One parent told us that his son declared Culture Camp to be the “Favorite camp they went to all summer.”
L’Ḵoot Kwan Culture Camp was hosted by CIA from July 17 to 23 this year out at Chilkoot Lake. This was the first camp since the start of the pandemic. Daaljíni Mary Folletti Cruise directed the camp with Jackie Pata as Camp Mentor, representing the Sockeye Clan upon whose land the camp is located. Special thanks to X̱’unei Lance and Miriah Twitchell, Skeenyáa Tláa Nancy Keen, Chris Peta, Justina Hotch, Karen and Ole Taug, Gwen Sauser, Jordan Baumgartner, Fred Folletti, Nels Lynch, Douglas Indian Association, Tlingit and Haida Central Council, Goldbelt Heritage, Sealaska Corporation, Chilkat Indian Village, Sandee Martin, Andrea Ferrin, Shawna Puustinen, CIA Maintenance Crew, Macey Martin, Heidi Kattenhorn, the CIA Culture Department, and Sue Folletti for contributing time and talent to make the camp a success.
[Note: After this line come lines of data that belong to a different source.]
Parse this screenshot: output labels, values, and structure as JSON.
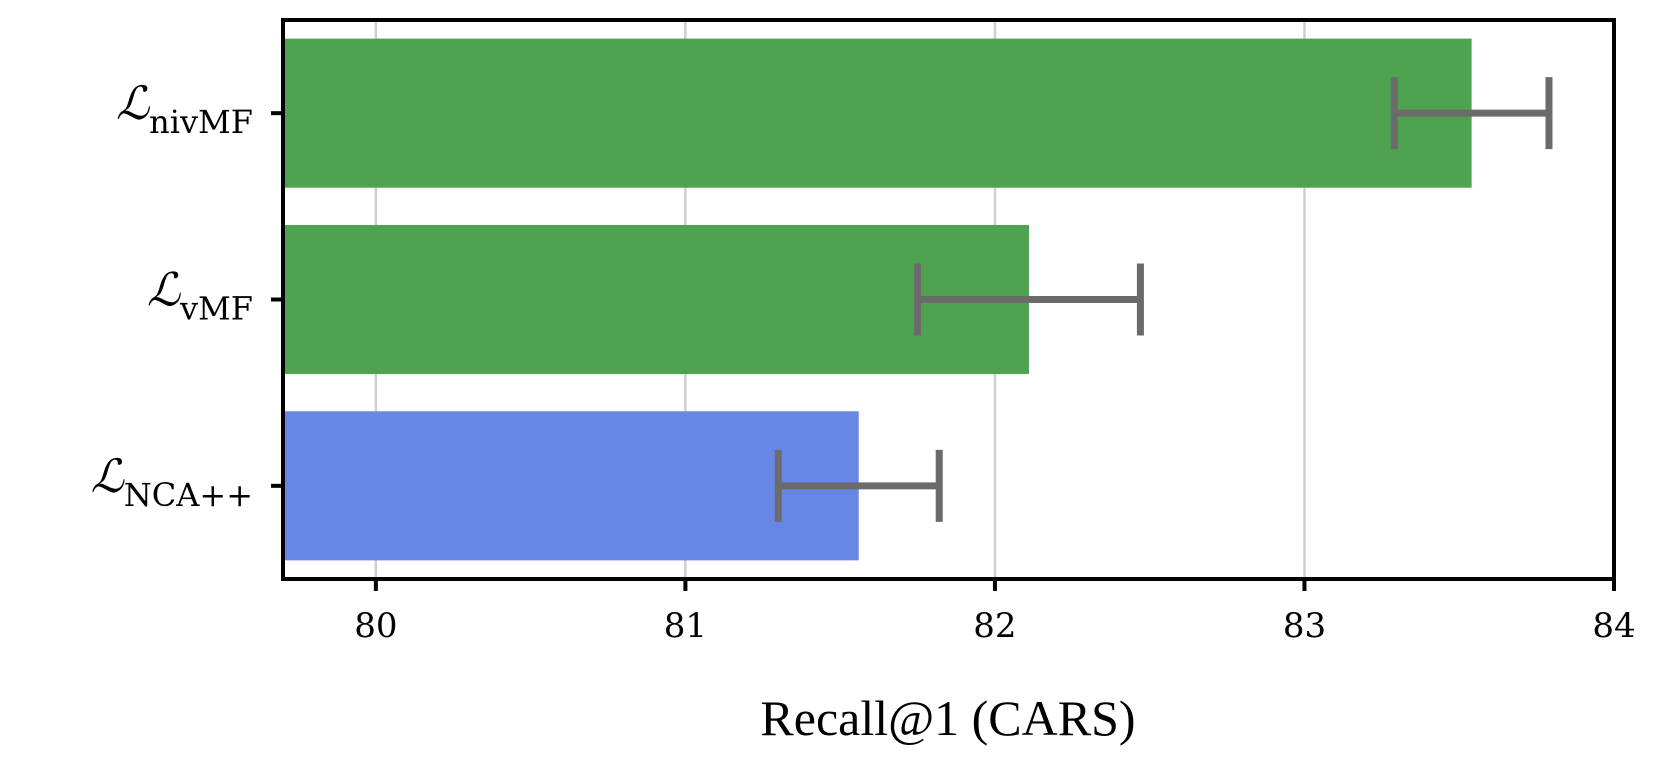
{
  "chart_data": {
    "type": "bar",
    "orientation": "horizontal",
    "title": "",
    "xlabel": "Recall@1 (CARS)",
    "ylabel": "",
    "xlim": [
      79.7,
      84
    ],
    "xticks": [
      "80",
      "81",
      "82",
      "83",
      "84"
    ],
    "grid": "vertical",
    "categories": [
      {
        "symbol": "ℒ",
        "subscript": "nivMF"
      },
      {
        "symbol": "ℒ",
        "subscript": "vMF"
      },
      {
        "symbol": "ℒ",
        "subscript": "NCA++"
      }
    ],
    "values": [
      83.54,
      82.11,
      81.56
    ],
    "error_low": [
      83.29,
      81.75,
      81.3
    ],
    "error_high": [
      83.79,
      82.47,
      81.82
    ],
    "colors": [
      "#4fa24f",
      "#4fa24f",
      "#6787e6"
    ],
    "error_color": "#6b6b6b"
  }
}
Each day started with a run to the lake, and included time for traditional song, dance, storytelling and art. Children spent a week making and decorating drums and drumsticks. Tináas were made. Donated salmon was filleted, dried, smoked and made into fresh pack. Shelter building and fire starting as well as s’more making were campsite activities. Mid-week, children visited Jilkaat Kwaan Cultural Center, harvested soap berries, and then sang and danced in a clearing. Both CIA and Chilkat Indian Village provided vans as transportation. Deer Rock and the Lkoot gravesites were cleared and cleaned with stories told to teach their importance and history to the children. Harvested devils club was made into beads and salve. Picked nettles were split for fibers, which were braided into bracelets. Blueberry jam, soapberries and salve were cooked and processed as gifts. Camp registration peaked at 40 participants with anywhere from 26-32 campers daily. Elder Florence Sheakley attended all week. Elders Josie Johnson, Rosanne Hotch, Gail Tompkins, Joe Hotch, Marsha Hotch and Sammy Jackson attended. Several guests and volunteers came and helped, participated and engaged with the campers as their schedules allowed.
Florence Sheakley remembered helping her brother, Austin Hammond, who started culture camp. A truly humbling experience for all of us at CIA to be able to continue to offer this important experience to the youth of our community. We are so grateful to past and present coordinators, participants, support staff, mentors, teachers and leaders. We are already looking forward to next year.